Po uspokojeniu sytuacji stawkę prowadził Herta przed DeeKay’em. Trzecie miejsce zajmował Conor Daly. Drugą serię postojów rozpoczęli DeeKay i Daly. Ta dwójka okupowała dwa pierwsze miejsca po jej zakończeniu, za nimi znaleźli się Herta i O’Ward. W połowie wyścigu do gry o czołowe pozycje dołączył także Ryan Hunter-Reay. Za półmetkiem wyścigu stawkę prowadzili Daly i O’Ward, który na 115. okrążeniu, jako jeden z ostatnich w czołówce, odwiedził mechaników w trzecim oknie postojów. Krótko po tym Graham Rahal zaliczył potężne uderzenie o ścianę tuż za wyjazdem z alei serwisowej. Wypadek ten był spowodowany błędem jednego z mechaników, który nie dokręcił tylnego koła. Na szczęście kierowca wyszedł z niego bez szwanku. Dużo szczęścia miał też Conor Daly – kierowca ekipy Carlin uderzył w oderwane koło z samochodu Rahala, jednak był w stanie kontynuować jazdę z uszkodzeniami nosa. Nastąpił drugi okres neutralizacji w wyścigu. W jej trakcie stawkę prowadzili Palou, Castroneves i O’Ward.
Po zjeździe samochodu bezpieczeństwa Castroneves starał się oszczędzać paliwo i nie atakować liderującego Palou. W takiej kolejności czołowa trójka zjechała na czwartą serię postojów w okolicach 150. kółka. W jej trakcie przed swoim stanowiskiem obrócił się Will Power, później podobny błąd popełniła również Simona de Silvestro. Na 42 okrążenia przed końcem prowadzenie objął pechowiec z początku wyścigu – Scott Dixon. Po kilku kółkach musiał zjechać na swój postój i stawce ponownie przewodziło trio Palou-Castroneves-O’Ward, które miało walczyć o końcowy triumf. Do walki włączyli się także Rosenqvist i Sato, którzy mieli inną strategię i ich prowadzenie mogła uratować jedynie neutralizacja. Na osiem kółek przed końcem zjechał Rosenqvist, a okrążenie później w alei serwisowej pojawił się Japończyk.
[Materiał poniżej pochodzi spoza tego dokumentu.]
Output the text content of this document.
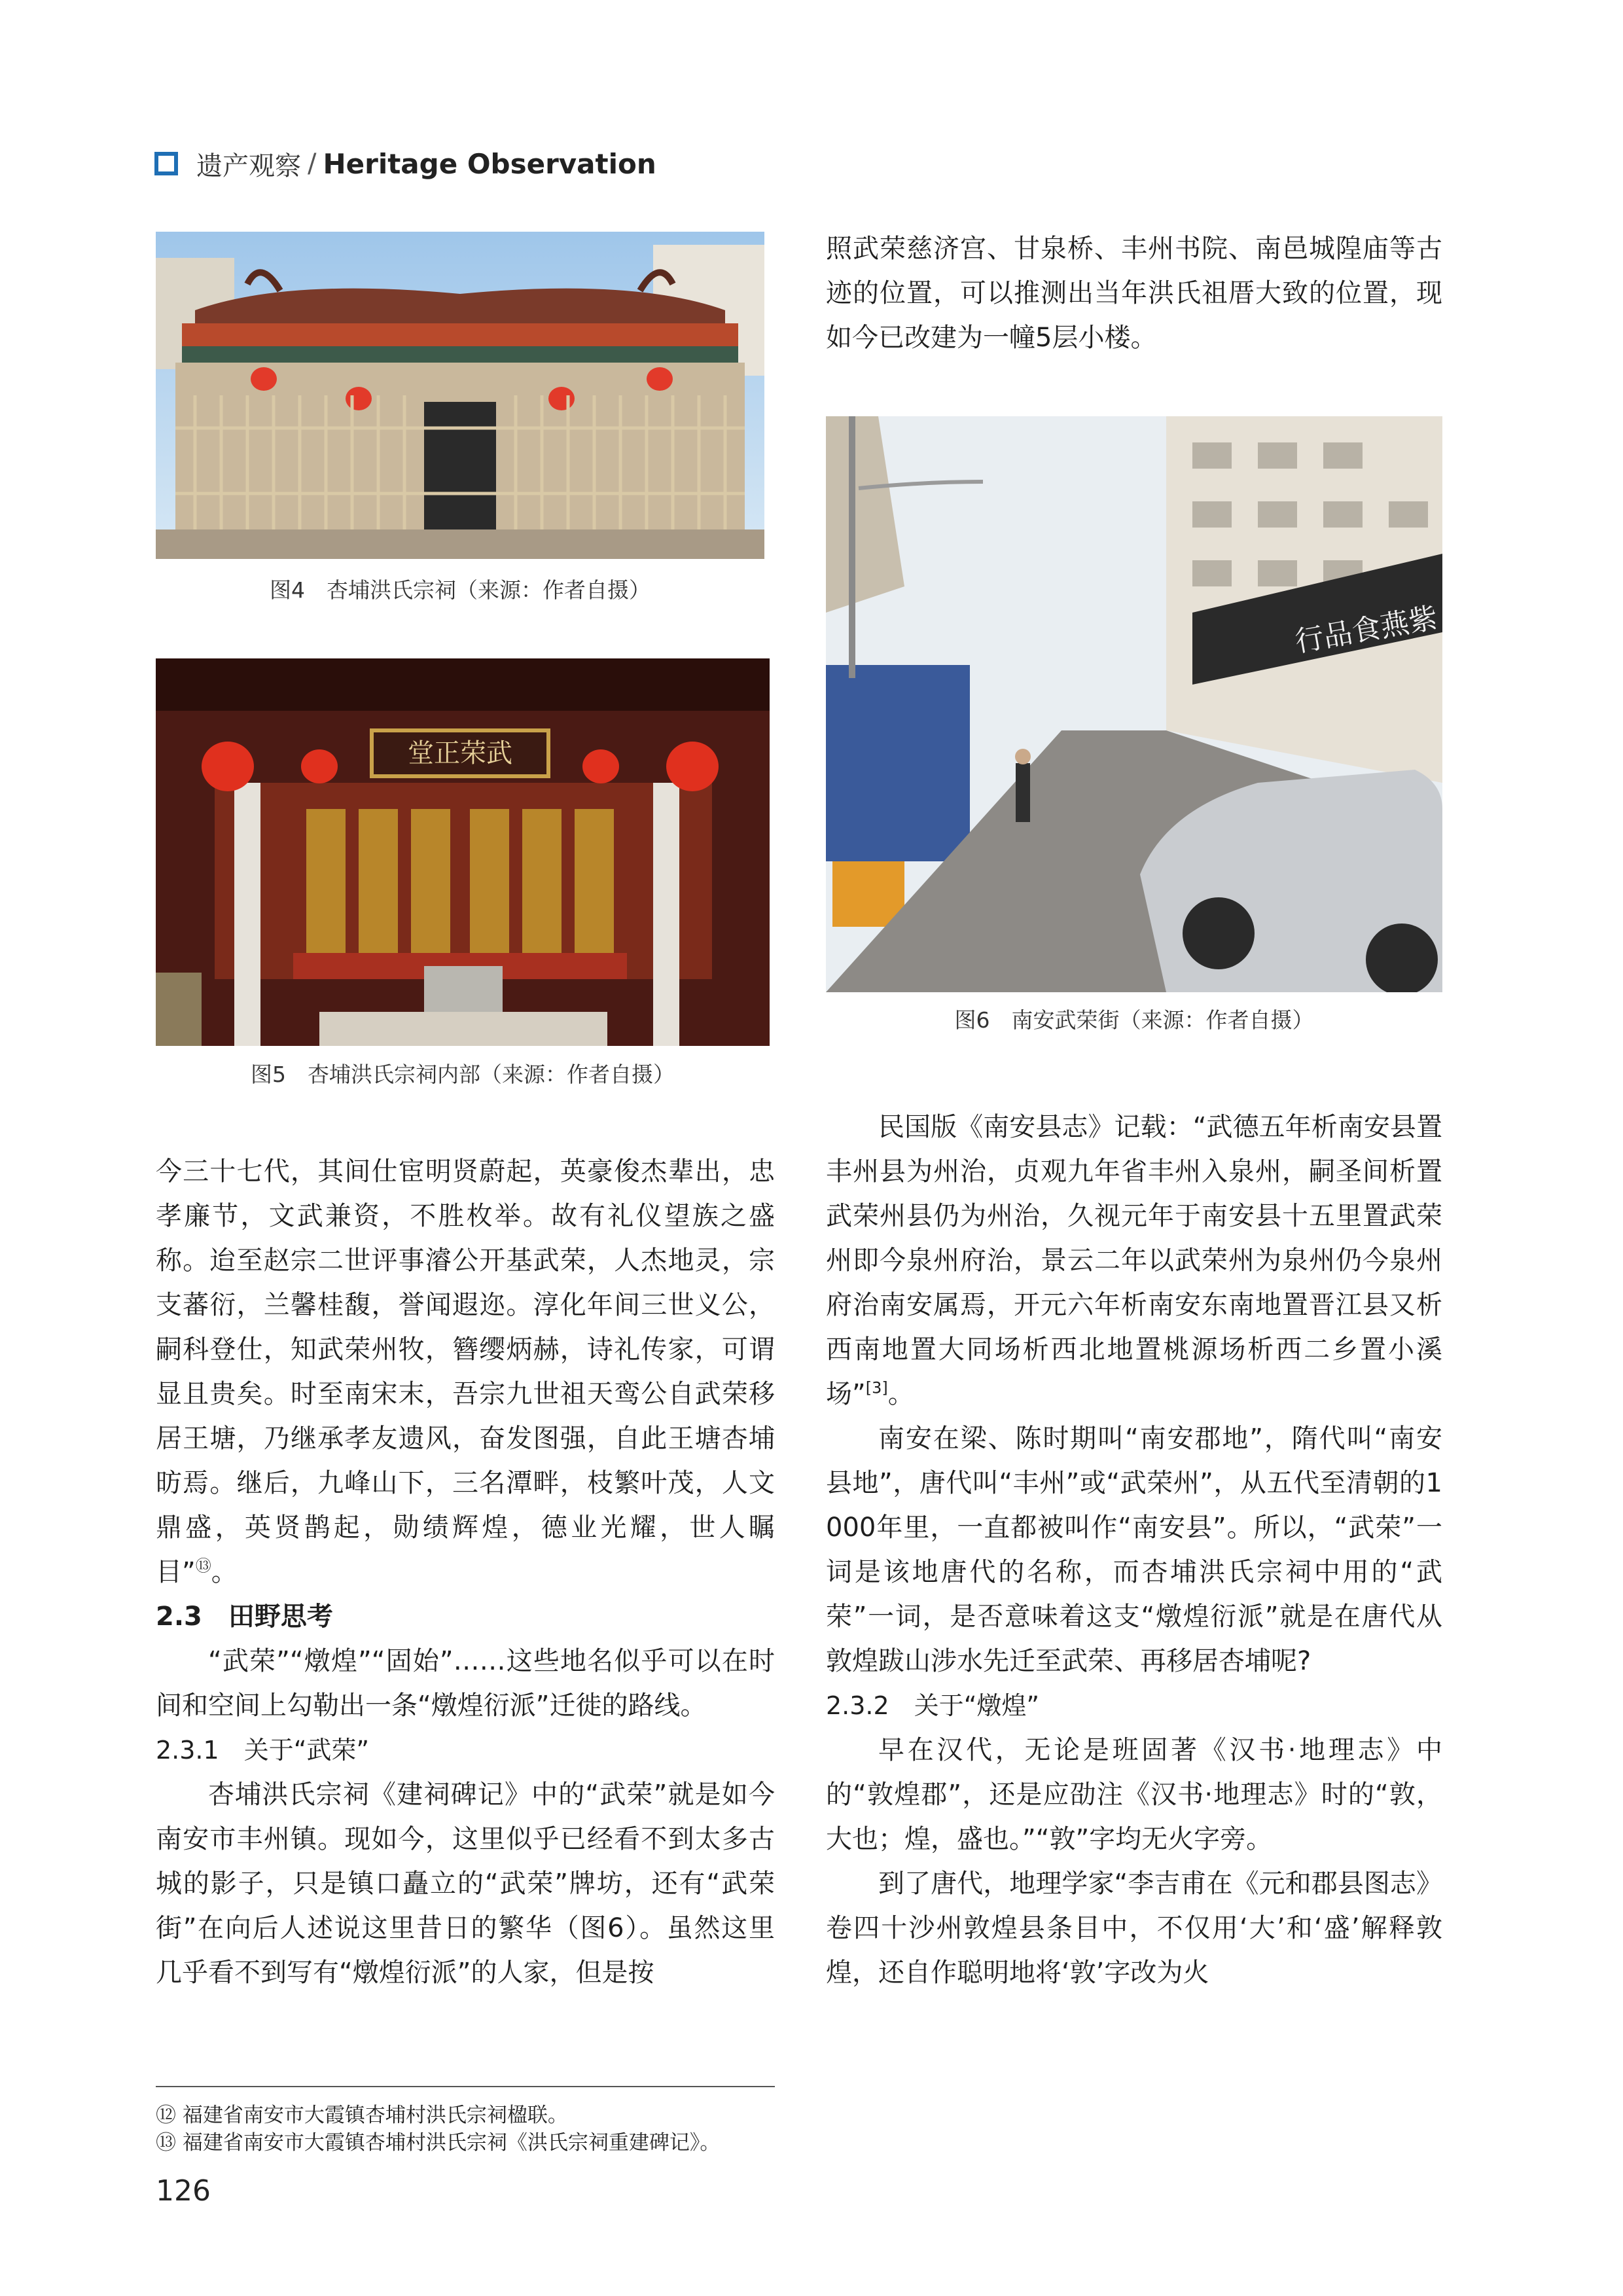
遗产观察 / Heritage Observation
图4　杏埔洪氏宗祠（来源：作者自摄）
堂正荣武
图5　杏埔洪氏宗祠内部（来源：作者自摄）
行品食燕紫
图6　南安武荣街（来源：作者自摄）

今三十七代，其间仕宦明贤蔚起，英豪俊杰辈出，忠孝廉节，文武兼资，不胜枚举。故有礼仪望族之盛称。迨至赵宗二世评事濬公开基武荣，人杰地灵，宗支蕃衍，兰馨桂馥，誉闻遐迩。淳化年间三世义公，嗣科登仕，知武荣州牧，簪缨炳赫，诗礼传家，可谓显且贵矣。时至南宋末，吾宗九世祖天鸾公自武荣移居王塘，乃继承孝友遗风，奋发图强，自此王塘杏埔昉焉。继后，九峰山下，三名潭畔，枝繁叶茂，人文鼎盛，英贤鹊起，勋绩辉煌，德业光耀，世人瞩目”⑬。

2.3　田野思考

“武荣”“燉煌”“固始”……这些地名似乎可以在时间和空间上勾勒出一条“燉煌衍派”迁徙的路线。

2.3.1　关于“武荣”

杏埔洪氏宗祠《建祠碑记》中的“武荣”就是如今南安市丰州镇。现如今，这里似乎已经看不到太多古城的影子，只是镇口矗立的“武荣”牌坊，还有“武荣街”在向后人述说这里昔日的繁华（图6）。虽然这里几乎看不到写有“燉煌衍派”的人家，但是按

照武荣慈济宫、甘泉桥、丰州书院、南邑城隍庙等古迹的位置，可以推测出当年洪氏祖厝大致的位置，现如今已改建为一幢5层小楼。

民国版《南安县志》记载：“武德五年析南安县置丰州县为州治，贞观九年省丰州入泉州，嗣圣间析置武荣州县仍为州治，久视元年于南安县十五里置武荣州即今泉州府治，景云二年以武荣州为泉州仍今泉州府治南安属焉，开元六年析南安东南地置晋江县又析西南地置大同场析西北地置桃源场析西二乡置小溪场”[3]。

南安在梁、陈时期叫“南安郡地”，隋代叫“南安县地”，唐代叫“丰州”或“武荣州”，从五代至清朝的1 000年里，一直都被叫作“南安县”。所以，“武荣”一词是该地唐代的名称，而杏埔洪氏宗祠中用的“武荣”一词，是否意味着这支“燉煌衍派”就是在唐代从敦煌跋山涉水先迁至武荣、再移居杏埔呢?

2.3.2　关于“燉煌”

早在汉代，无论是班固著《汉书·地理志》中的“敦煌郡”，还是应劭注《汉书·地理志》时的“敦，大也；煌，盛也。”“敦”字均无火字旁。

到了唐代，地理学家“李吉甫在《元和郡县图志》卷四十沙州敦煌县条目中，不仅用‘大’和‘盛’解释敦煌，还自作聪明地将‘敦’字改为火

⑫ 福建省南安市大霞镇杏埔村洪氏宗祠楹联。
⑬ 福建省南安市大霞镇杏埔村洪氏宗祠《洪氏宗祠重建碑记》。
126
Ostatnie chwile 105. edycji Indianapolis 500 stały pod znakiem pojedynku o zwycięstwo, który stoczyli Castroneves i Palou. Ostatnie słowo należało do Brazylijczyka, który na dwa kółka przed końcem wyścigu wyprzedził Palou w pierwszym zakręcie i nie oddał pozycji lidera już do końca. Nie przeszkodził mu fakt, że ostatnie metry przejechał za liczną grupą kierowców do zdublowania. To już czwarta wygrana 46-letniego kierowcy w tym legendarnym wyścigu, lecz dopiero pierwsza dla zespołu Meyer Shank Racing. Trzecie miejsce rzutem na taśmę wywalczył Simon Pagenaud, wyprzedzając w końcówce Pato O’Warda.
W tegorocznym wyścigu Indianapolis 500 nie zobaczyliśmy Romaina Grosjeana, który jest tegorocznym debiutantem w IndyCar. Zwycięzca kwalifikacji przed poprzednim wyścigiem serii na drogowej nitce Indianapolis Motor Speedway zrezygnował ze startu w rundach rozgrywanych na torach owalnych na prośbę rodziny, mającej w pamięci jego wypadek z zeszłorocznego wyścigu Formuły 1 o Grand Prix Bahrajnu. W zespole Dale Coyne Racing Grosjeana zastąpił Pietro Fittipaldi, który również zajął jego miejsce pod koniec zeszłego sezonu F1 w Haasie. Francuz zamierza jednak wkrótce zadebiutować na owalu. Ma to nastąpić 21 sierpnia, kiedy odbędzie się wyścig Bommarito Automotive Group 500 w Madison. Wcześniej były kierowca Haasa powinien pojawić się podczas sześciu rund na torach drogowych. Pierwsza z nich, podwójna runda na ulicznym torze Belle Isle w Detroit, już za dwa tygodnie.